Intolerancia a las proteínas de la leche de vaca

La intolerancia a las proteínas de la leche de vaca es causada por una reacción del organismo (de causa inmunológica) que reconoce como extrañas las proteínas de la leche y provoca una reacción de defensa contra ellas. En condiciones normales el organismo tolera los alimentos y no los reconoce como extraños. Intolerancia no siempre significa alergia.

En la gran mayoría de ocasiones el fallo del sistema inmunológico se debe a inmadurez y es transitorio. En el 50% de los casos la intolerancia a las proteínas de leche de vaca se debe a una alergia. En ambos casos, alergia e intolerancia, los síntomas aparecerán en el momento que el niño ingiera leche o derivados.

Durante la lactancia materna exclusiva también puede existir este problema ya que la madre está ingiriendo leche de vaca y sus proteínas llegan a la leche materna produciendo problemas al niño.

En el caso de la intolerancia a la leche de vaca, como es debida a una inmadurez del intestino suele aparecer antes de los seis meses de vida. Los síntomas más frecuentes son vómitos, diarreas, gases, dolor abdominal, heces con sangre y poca ganancia de peso. Si la diarrea se prolonga durante mucho tiempo los nutrientes no se absorben correctamente y el niño puede desnutrirse.

En los casos de alergia a las proteínas de la leche de vaca las manifestaciones clínicas de la alergia pueden ser más generales y pueden afectar a diferentes aparatos o sistemas del organismo: urticaria (ronchas en la piel), asma, rinitis o diarrea y vómitos.

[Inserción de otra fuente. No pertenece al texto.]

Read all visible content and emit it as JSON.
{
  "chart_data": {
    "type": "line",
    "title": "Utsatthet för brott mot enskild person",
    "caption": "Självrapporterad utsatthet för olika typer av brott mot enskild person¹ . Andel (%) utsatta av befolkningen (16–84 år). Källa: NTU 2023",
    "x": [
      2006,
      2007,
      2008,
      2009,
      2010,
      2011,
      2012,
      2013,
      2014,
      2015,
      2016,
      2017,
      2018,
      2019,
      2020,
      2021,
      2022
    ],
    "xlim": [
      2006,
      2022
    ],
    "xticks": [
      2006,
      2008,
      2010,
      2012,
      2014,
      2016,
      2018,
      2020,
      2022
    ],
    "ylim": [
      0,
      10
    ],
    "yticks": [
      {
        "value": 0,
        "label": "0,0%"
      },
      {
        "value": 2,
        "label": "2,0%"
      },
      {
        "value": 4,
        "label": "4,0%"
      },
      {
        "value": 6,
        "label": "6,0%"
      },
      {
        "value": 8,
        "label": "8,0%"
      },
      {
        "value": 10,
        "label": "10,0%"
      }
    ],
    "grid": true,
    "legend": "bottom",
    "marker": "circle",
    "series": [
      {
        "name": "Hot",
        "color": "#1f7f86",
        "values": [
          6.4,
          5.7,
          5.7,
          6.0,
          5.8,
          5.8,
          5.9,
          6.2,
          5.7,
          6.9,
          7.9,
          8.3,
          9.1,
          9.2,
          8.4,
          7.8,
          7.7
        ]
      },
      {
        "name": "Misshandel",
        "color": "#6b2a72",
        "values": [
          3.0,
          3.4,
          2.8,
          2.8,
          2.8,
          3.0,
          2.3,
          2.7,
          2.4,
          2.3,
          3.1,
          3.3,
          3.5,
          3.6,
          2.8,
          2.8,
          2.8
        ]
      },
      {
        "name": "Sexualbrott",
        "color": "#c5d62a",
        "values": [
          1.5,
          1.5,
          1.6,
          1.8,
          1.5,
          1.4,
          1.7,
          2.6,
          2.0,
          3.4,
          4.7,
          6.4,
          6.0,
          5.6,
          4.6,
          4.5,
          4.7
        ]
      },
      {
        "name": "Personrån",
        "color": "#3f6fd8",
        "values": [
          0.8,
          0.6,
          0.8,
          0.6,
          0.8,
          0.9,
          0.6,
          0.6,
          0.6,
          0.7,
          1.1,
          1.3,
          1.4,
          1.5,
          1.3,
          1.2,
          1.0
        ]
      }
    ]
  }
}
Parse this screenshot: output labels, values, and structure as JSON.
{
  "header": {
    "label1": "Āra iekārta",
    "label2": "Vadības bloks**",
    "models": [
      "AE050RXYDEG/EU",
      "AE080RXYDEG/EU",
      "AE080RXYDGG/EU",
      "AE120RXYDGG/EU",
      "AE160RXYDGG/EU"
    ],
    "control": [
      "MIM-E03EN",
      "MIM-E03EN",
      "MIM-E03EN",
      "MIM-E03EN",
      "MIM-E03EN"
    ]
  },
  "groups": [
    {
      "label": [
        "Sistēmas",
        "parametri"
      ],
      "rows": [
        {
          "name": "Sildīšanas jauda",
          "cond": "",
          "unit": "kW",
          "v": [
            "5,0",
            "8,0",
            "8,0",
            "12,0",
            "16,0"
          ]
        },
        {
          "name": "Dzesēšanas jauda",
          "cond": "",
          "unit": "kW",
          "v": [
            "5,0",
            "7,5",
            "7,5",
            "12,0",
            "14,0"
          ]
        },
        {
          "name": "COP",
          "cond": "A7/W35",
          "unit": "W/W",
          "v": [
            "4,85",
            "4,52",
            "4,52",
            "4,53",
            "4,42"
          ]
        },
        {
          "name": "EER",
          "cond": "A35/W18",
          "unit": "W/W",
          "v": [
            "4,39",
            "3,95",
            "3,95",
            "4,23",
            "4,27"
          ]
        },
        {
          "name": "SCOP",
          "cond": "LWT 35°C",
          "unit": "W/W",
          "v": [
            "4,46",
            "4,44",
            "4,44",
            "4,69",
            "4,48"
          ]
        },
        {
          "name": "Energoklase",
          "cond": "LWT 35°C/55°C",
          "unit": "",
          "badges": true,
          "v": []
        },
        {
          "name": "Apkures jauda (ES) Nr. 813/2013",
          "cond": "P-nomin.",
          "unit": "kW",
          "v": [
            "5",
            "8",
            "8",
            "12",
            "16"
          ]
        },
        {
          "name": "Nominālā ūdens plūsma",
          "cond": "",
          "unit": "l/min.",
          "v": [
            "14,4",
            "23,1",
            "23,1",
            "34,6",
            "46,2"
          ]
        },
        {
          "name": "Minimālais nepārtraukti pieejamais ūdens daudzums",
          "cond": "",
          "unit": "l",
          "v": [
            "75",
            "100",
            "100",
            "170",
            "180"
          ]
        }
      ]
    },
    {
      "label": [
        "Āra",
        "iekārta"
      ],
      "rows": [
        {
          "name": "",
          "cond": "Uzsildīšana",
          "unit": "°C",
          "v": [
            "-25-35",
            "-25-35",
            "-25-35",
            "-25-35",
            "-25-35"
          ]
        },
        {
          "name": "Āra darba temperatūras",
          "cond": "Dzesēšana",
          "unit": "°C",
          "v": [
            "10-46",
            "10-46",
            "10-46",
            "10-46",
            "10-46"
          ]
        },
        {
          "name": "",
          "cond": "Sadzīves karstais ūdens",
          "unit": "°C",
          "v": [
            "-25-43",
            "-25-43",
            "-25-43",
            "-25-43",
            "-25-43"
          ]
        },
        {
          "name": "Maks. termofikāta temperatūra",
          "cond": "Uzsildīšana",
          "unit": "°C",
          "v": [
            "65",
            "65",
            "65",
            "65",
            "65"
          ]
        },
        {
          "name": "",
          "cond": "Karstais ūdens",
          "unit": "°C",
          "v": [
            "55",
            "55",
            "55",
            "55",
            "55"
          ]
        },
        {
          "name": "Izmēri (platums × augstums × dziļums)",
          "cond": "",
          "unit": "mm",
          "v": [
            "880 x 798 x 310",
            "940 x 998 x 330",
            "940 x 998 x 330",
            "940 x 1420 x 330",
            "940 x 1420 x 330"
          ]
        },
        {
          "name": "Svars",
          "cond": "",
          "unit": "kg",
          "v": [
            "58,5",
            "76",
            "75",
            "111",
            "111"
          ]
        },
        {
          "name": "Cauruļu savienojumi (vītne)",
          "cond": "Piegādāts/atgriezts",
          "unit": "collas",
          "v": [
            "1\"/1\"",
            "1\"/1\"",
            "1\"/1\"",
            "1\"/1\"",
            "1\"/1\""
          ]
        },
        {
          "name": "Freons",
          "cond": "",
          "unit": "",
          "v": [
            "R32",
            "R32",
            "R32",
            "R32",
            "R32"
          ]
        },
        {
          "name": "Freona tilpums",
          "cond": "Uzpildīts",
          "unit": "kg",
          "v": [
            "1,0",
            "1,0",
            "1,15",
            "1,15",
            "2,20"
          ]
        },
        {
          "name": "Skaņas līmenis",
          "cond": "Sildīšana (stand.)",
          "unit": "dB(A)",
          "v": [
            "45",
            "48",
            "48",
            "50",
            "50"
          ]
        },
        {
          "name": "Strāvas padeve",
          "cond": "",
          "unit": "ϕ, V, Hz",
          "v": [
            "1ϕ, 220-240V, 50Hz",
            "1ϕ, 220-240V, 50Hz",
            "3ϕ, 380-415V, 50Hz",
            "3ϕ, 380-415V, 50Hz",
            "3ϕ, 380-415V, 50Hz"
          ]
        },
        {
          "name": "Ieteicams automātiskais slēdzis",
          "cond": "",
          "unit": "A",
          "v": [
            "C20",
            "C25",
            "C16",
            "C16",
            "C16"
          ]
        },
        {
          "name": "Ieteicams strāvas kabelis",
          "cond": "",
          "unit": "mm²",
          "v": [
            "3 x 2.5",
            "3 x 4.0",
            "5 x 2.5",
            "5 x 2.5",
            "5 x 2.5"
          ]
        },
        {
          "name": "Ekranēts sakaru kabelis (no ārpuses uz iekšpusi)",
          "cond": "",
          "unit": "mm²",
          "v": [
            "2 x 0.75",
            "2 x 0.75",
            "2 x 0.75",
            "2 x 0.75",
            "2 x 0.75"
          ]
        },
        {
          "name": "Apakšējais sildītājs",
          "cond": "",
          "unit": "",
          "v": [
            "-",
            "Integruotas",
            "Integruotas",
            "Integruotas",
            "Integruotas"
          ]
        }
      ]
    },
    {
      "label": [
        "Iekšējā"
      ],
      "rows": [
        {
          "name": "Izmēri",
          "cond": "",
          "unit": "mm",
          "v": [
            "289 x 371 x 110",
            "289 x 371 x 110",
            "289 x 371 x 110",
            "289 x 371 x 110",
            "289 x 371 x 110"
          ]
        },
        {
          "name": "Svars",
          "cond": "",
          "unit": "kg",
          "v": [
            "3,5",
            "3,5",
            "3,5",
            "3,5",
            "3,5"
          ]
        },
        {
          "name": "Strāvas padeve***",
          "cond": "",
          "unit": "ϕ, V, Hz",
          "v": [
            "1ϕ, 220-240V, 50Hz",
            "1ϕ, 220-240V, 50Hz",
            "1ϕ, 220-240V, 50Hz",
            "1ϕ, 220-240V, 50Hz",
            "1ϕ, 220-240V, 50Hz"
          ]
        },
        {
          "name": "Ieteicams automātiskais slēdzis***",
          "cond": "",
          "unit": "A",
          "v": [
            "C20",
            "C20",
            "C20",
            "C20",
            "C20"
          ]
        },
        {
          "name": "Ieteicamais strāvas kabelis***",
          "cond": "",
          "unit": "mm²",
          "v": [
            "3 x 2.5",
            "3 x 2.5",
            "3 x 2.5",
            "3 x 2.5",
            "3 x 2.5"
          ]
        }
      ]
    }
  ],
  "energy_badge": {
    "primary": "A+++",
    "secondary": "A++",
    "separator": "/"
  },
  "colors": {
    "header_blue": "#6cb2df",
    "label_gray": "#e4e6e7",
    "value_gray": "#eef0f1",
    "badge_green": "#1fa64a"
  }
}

En los casos de alergia hay una relación directa entre la ingesta de leche y los síntomas. Cuando el niño presenta intolerancia los síntomas pueden coincidir en el tiempo pero, también puede tener una evolución más larvada y no tan evidente como la escasa ganancia de peso.

¿Cuándo debemos tomar alimentos ricos en proteínas?

Salvo que se sea alérgico a ellas, las Proteínas son esenciales para el día a día. Desde los primeros momentos de la vida (y por eso la leche materna es muy rica en proteínas de alto valor biológico) hasta la tercera edad, el aporte de proteínas debe ser diario. Pueden ser Proteínas de origen cárnico (de nivel biológico excelente) o de origen vegetal (de inferior nivel pero que combinando entre sí, pueden alcanzar un nivel óptimo).

Forman fundamentalmente los llamados “segundos platos”, carnes, pescados y huevos y no pueden faltar en nuestra alimentación.

Las proteínas de la carne, por ejemplo, son mejor absorbidas en nuestro organismo si las tomamos con algo de vino tinto (no blanco) ya que el tanino que contienen estos vinos, permite el paso de las proteínas a través de la mucosa gástrica e intestinal para un mejor aprovechamiento.

¿Con que otros alimentos debemos acompañar los platos de proteínas?

Obviamente de verduras y frutas. Son el complemento alimenticio que representan la totalidad de los principios inmediatos vitales para nuestra vida. Sin olvidar las también necesarias grasas o lípidos.

Las mejores grasas están representadas en los aceites, muy en especial en los de oliva que tienen un punto de fusión más alto que el resto y que para cocinar son los mejores en cuanto a sabor y en cuanto a calidad de la grasa.

Cocinar las verduras o las proteínas con aceite de un valor definitivo a nuestras necesidades esenciales que nos permitirán una vida saludable.

En la infancia y juventud, el clásico “bocata” combinación de otra grasa, de mantequilla con chorizo o jamón, es otra combinación saludable para el crecimiento de los niños.